While most commercial banks reported impressive numbers for the second quarter of the current financial year, Bandhan Bank’s Rs 3,009 crore loss came as a surprise to the investors.
The record loss was due to a jump in provisioning to Rs 5,578 crore during the quarter, compared to Rs 380 crore during the same quarter of the previous year. Of the Rs 5,580 crore, provisioning for the existing non-performing assets was around Rs 1,500 crore, additional standard asset provisioning of Rs 2,100 crore and Rs 1,030 for restructured assets.
The bank was confident when the pandemic hit the country in March 2020. While announcing the Q4FY20 earnings in May 2020, the bank had said in its analyst presentation that “microfinance portfolio has historically shown higher resilience vis–a–vis industry during times of crisis,” citing how the bank sailed comfortably through the demonetisation and GST implementation period.
18 months into the Covid pandemic, the erstwhile micro lender is feeling the pinch. During the July-September quarter, its total slippages were Rs 2,934 crore. The bank’s management said they have provided in full for the possible stress from the pandemic.
One way to interpret the accelerated provision for existing NPAs is that the bank does not expect much of loss-making assets to become standard again.
“Bandhan delivered a disappointing performance in Q2FY22 due to elevated provisions, as the bank accelerated provisions for its existing NPA accounts, restructured advances, and shored up its contingent provisioning buffer which resulted in heavy losses,” Motilal Oswal Securities said in a note to its clients.
“Overall, we still remain cautious and uncertain about Bandhan’s asset quality, and hence, estimate its credit cost to remain elevated at 11% of loans for FY22 and at 3.5% of loans for FY23E,” the note said.
Bandhan’s gross NPA was at 10.8% of the loan book as of September 30, a jump from 8.2% a quarter ago. And then there are the restructured loans, which constitute 11% of the book.
Micro loans
The stress in the loan portfolio is coming from one particular kind of category, which the bank had named Emerging Entrepreneur Business (EEB) last year. This category is mostly microloans to groups (EEB group) and also to those customers (EEB individual) with whom the lender has had a relationship for long – since its micro finance institutions days – and those individuals have graduated to start their own ventures.
56.6% of the bank’s total loan is to the EEB Group segment. Another 9.5% was to the EEB individual segment, as at the end of September. More than two-third of its loans are to the EEB segment.
Bandhan Bank, which started operations as a commercial bank in August 2015, was converted from a micro finance institution.
Of the Rs 8,760 crore NPA, EEB’s contribution was Rs 7,330 crore – almost 84%.
A report from ICICI Securities said Bandhan Bank has underperformed in the past year as challenges pertaining to asset quality have emerged with the micro loan segment being impacted the most.
The Covid-19 pandemic has hit those who are at the bottom of the pyramid – like the EEB segment of Bandhan. Hence, higher stress from such a segment is not surprising.
Analysts are hopeful of a faster recovery from its micro loans portfolio as the economic activity is gaining momentum. However, there is a word of caution.
“…borrowers’ ability to restart payment once economic activity is back to normalcy is quite high, which results in a faster recovery in this portfolio related to other lending products,” Kotak Securities said in a note.

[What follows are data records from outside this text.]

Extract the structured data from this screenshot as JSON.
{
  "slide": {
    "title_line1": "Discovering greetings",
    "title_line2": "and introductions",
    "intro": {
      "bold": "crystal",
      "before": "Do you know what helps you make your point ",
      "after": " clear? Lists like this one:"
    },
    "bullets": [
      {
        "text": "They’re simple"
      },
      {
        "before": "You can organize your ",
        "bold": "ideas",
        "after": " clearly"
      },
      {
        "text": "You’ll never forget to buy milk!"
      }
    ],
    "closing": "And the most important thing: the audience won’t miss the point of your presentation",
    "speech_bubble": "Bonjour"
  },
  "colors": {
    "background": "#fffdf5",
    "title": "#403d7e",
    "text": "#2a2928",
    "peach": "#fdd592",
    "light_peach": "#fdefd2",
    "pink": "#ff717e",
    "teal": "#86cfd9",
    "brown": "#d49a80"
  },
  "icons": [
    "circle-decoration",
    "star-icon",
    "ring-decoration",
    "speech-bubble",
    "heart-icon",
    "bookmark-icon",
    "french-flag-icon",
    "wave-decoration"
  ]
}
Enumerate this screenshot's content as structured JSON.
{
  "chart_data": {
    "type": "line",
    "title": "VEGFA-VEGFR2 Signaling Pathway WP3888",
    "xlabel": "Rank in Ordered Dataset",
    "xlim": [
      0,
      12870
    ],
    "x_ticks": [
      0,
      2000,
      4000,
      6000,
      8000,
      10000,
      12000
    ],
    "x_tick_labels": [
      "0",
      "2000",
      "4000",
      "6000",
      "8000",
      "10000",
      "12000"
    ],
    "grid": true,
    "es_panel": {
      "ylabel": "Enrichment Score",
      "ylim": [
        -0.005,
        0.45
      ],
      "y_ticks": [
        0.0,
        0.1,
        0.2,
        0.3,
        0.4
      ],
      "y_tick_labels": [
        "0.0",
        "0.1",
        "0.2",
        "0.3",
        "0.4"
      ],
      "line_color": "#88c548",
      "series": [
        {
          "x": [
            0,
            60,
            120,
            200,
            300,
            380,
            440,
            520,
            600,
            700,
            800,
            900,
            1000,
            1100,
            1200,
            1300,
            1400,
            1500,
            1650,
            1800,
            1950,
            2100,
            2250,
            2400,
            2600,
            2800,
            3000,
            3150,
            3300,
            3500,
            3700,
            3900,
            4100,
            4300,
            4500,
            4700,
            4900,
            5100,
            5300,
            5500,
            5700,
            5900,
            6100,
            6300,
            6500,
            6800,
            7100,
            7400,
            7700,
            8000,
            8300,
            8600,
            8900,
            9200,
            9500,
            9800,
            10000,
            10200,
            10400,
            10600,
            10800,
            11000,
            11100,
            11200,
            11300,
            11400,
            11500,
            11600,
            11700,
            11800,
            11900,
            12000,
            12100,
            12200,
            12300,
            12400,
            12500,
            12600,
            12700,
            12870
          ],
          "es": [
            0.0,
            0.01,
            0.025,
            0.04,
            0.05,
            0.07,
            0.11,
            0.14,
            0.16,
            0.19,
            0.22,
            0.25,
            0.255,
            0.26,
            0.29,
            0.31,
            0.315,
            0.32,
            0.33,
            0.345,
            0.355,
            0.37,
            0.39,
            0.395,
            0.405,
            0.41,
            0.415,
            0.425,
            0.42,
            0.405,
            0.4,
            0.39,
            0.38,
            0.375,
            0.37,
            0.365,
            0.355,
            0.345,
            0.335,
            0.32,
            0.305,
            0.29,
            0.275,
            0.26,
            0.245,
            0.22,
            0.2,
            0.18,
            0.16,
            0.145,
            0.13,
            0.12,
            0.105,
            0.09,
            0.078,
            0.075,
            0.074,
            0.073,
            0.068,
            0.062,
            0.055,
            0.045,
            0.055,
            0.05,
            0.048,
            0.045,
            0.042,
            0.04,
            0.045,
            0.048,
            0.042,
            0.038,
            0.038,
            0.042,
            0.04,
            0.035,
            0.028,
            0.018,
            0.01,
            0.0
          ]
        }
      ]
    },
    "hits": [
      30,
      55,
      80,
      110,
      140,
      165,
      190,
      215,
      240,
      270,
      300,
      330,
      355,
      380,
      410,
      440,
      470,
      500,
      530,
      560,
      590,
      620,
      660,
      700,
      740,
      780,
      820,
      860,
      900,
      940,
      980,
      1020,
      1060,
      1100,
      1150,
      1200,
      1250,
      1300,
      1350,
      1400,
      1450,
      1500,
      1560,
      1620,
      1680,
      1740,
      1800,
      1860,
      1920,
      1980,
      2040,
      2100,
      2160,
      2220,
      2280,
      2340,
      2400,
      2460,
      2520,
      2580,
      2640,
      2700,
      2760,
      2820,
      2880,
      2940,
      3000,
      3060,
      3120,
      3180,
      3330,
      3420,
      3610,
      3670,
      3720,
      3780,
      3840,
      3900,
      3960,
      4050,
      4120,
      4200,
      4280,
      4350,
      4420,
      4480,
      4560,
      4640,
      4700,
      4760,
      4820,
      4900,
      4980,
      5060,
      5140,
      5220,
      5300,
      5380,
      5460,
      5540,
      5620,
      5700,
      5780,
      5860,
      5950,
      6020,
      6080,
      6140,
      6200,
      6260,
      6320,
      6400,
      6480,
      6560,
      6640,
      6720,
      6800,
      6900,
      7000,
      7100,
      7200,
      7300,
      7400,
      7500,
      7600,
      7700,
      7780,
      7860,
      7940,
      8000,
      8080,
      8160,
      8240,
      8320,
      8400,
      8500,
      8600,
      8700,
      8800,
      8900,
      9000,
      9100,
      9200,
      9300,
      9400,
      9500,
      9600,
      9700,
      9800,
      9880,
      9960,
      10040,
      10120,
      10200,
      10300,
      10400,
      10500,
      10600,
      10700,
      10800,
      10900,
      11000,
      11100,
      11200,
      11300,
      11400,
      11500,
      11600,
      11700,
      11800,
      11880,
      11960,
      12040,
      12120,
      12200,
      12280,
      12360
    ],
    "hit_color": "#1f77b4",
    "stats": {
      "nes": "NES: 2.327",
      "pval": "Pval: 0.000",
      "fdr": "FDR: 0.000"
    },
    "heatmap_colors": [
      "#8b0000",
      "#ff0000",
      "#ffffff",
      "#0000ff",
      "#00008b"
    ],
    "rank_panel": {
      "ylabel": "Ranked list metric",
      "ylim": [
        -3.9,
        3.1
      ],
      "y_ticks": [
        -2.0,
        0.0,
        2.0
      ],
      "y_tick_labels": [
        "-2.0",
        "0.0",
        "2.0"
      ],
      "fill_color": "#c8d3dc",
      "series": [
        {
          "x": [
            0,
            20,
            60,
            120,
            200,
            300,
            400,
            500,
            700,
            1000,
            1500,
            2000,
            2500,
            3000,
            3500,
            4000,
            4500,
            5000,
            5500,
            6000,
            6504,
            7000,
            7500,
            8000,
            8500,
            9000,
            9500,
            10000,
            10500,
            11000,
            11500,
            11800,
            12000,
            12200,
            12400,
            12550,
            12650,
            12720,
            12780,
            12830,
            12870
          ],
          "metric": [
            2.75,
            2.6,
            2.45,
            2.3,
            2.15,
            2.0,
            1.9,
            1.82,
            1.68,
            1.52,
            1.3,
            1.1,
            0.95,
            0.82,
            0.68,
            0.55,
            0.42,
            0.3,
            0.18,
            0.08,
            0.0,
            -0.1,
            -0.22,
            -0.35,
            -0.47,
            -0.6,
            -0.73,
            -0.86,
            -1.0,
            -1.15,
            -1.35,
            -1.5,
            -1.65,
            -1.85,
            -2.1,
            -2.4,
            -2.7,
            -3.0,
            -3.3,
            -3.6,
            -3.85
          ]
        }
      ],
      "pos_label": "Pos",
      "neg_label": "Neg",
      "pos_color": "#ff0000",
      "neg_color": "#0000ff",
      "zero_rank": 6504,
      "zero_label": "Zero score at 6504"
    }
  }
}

“However, the impact of Covid has been quite severe for the bank… There is likely to be improvement from here but it is likely to be a lot more gradual and we don’t see provisions reversing in the near term as the stress levels are still high in the MFI portfolio,” Kotak Securities said while observing 20% of the MFI book is under special mention accounts (SMA), meaning, payments are not regular.
Of total NPA customers, 66% are part paying while 65% of restructured customers are paying in partial instalments. The management expects recovery of Rs 4,500-Rs 6,000 crore by March 2022.
Concentration
Even after seven years of operations, Bandhan’s concentration on micro loans remains high. The micro loan portfolio was 86% of the total book at the end of March 2018, which has come down to 56%, and 66% if EEB Group is considered.
The decline in the share of micro loans is mainly due to the acquisition of Gruh Finance – a mortgage lender – in Oct-Dec, 2019. The acquisition, which added 25% of its loan book, resulted in the micro loan share of the total book coming down to 64.3%, from 86%. The home loan portfolio has not grown over the last one year.
Analysts said the lender is looking to diversify the loan book but the process has been slow. Non-micro loans are less margin accretive.
“The bank is looking to diversify its loan book but the progress has been quite slow and we are mindful of the fact that diversification is not an easy exercise given the higher credit costs and operating expenses that it entails,” the Kotak Securities' note said.
There is geographical concentration also. Around 80% of its micro-banking exposures are in eastern and north eastern part of the country.
Six years since its inception as a universal bank – the licensing of such entities is few and far between – Bandhan Bank still looks to diversify – both on who to give loans and where to.